Thursday, May 28, 2015

An Innocent Pressure Cooker Pays The Price In The War On Terror

We talk a lot about "disruption" here at Techdirt, although generally not in this context.

Police Lt. Kimberly A. Schneider told The Associated Press that Capitol Police officers on routine patrol spotted the parked, unoccupied vehicle on a street on the mall west of the Capitol around 5 p.m. Sunday.

“Further investigation revealed a pressure cooker, and an odor of gasoline was detected,” Schneider said, adding a Capitol Police bomb squad was called in because the vehicle was deemed “suspicious in nature.”

She said the squad known as the Hazardous Devices Section destroyed “items of concern in the vehicle including the pressure cooker” at about 7:45 p.m. after temporarily closing off the area on the long Memorial Day holiday weekend.
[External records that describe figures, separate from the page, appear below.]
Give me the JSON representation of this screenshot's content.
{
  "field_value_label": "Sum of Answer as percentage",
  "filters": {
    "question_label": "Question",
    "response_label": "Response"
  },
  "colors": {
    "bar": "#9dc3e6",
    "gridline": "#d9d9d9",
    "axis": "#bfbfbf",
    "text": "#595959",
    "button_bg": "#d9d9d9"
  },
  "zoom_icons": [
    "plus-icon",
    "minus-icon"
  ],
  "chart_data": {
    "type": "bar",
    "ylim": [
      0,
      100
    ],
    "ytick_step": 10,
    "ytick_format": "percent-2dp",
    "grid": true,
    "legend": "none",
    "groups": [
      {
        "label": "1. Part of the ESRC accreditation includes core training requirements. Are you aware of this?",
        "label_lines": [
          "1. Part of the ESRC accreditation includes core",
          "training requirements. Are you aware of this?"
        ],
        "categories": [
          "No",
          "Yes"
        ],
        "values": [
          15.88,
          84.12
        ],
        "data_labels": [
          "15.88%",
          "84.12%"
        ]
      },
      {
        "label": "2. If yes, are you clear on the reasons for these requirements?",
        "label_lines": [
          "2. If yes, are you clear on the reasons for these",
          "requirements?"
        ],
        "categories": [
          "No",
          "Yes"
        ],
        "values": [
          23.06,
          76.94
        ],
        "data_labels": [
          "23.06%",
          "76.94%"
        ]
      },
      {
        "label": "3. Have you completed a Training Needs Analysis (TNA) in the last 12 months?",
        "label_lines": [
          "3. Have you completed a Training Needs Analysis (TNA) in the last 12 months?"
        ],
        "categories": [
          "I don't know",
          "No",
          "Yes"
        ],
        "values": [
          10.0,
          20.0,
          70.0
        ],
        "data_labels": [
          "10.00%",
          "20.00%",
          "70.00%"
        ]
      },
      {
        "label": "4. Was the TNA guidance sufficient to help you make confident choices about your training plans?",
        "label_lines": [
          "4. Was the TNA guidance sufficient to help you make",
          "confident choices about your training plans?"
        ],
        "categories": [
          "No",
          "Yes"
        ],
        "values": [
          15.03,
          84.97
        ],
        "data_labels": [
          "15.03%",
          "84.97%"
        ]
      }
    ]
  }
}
She did not immediately identify the other items but said only that “this safe disruption produced a loud ‘bang.’
That's how the "boots on the ground" War on Terror ends continues: not with the whimpering of surveillance state enthusiasts in legislators' clothing, but with the "bang" of a "safe disruption." It also continues with the delivery of witless soundbites from Official Obvious.

"Odor of gasoline" emanating from a vehicle that operates on gasoline? Do tell. Or how about this, just in case we citizens wonder whether blowing up disrupting common items frequently carried in vehicles is the way it's just going to be from now on?
Authorities have noted that pressure cookers have been used in the past to create explosive devices.
Presumably, these same authorities can also be counted on to point out that planes have been hijacked in the past, just in case anyone has forgotten the "devices" used in high-profile terrorist attacks on American soil.

While I appreciate the fact that law enforcement officers don't really have the luxury of gambling with other people's lives by playing "Bomb or not?" when coming across items like these, there's a definite lack of restraint in play here. The person who owned the vehicle was located and charged (because how can you not after you've smashed his back window, blown up his personal property and, as a last step, performed a "hand search" that turned up nothing suspicious) with "operating after revocation": driving without a valid license.

Israel Shimeles operates a food truck (SUSPICIOUS!) and moved those items to his parked car to make more room in his truck. He has since apologized and calls his own actions "stupid." That's the world we live in today, where a propane tank and a pressure cooker laying in plain sight in a parked vehicle results in destroyed property and apologies from the person who's now out a pressure cooker, propane tank and rear window.

He also says he'll "be more careful" in the future. This suggests the "explosive" items will be safely stowed in his food truck or out of sight in a parked vehicle. This will also keep the inherently suspicious items out of the view of passing police officers -- the sort of precaution one would assume an actual terrorist would take to ensure his or her "disruption" isn't "disrupted."

And let's not overlook the dissonance of the solution. The items were deemed a threat to others in the crowded National Mall area, but could be safely "disrupted" a few yards away from their original location. While I understand it's not safe to carry around possible explosives, this fix seems about as respectful of the public's safety as the TSA's policy of tossing seized liquids ("potential explosives," to TSA agents) into nearby trash cans. If something may blow up spectacularly (and dangerously), why is it suddenly "safer" a few feet removed from its origin? Yes, it was a "controlled" detonation, but there's a lot of incongruity to the visual of the "disruption" tossing debris within a foot or two of the vehicle the supposed bomb was removed from.

I don't expect authorities to do nothing when spotting possible explosive devices. I'm just disappointed that this is the new standard for "suspicious" items -- a mindset that will outlast terrorist-"targeting" government surveillance programs, apparently. Because two people used pressure cookers in their terrorist attack, pressure cookers are now viewed as bombs by default -- despite 99.999% of pressure cooker purchases resulting in nothing more than cooked food.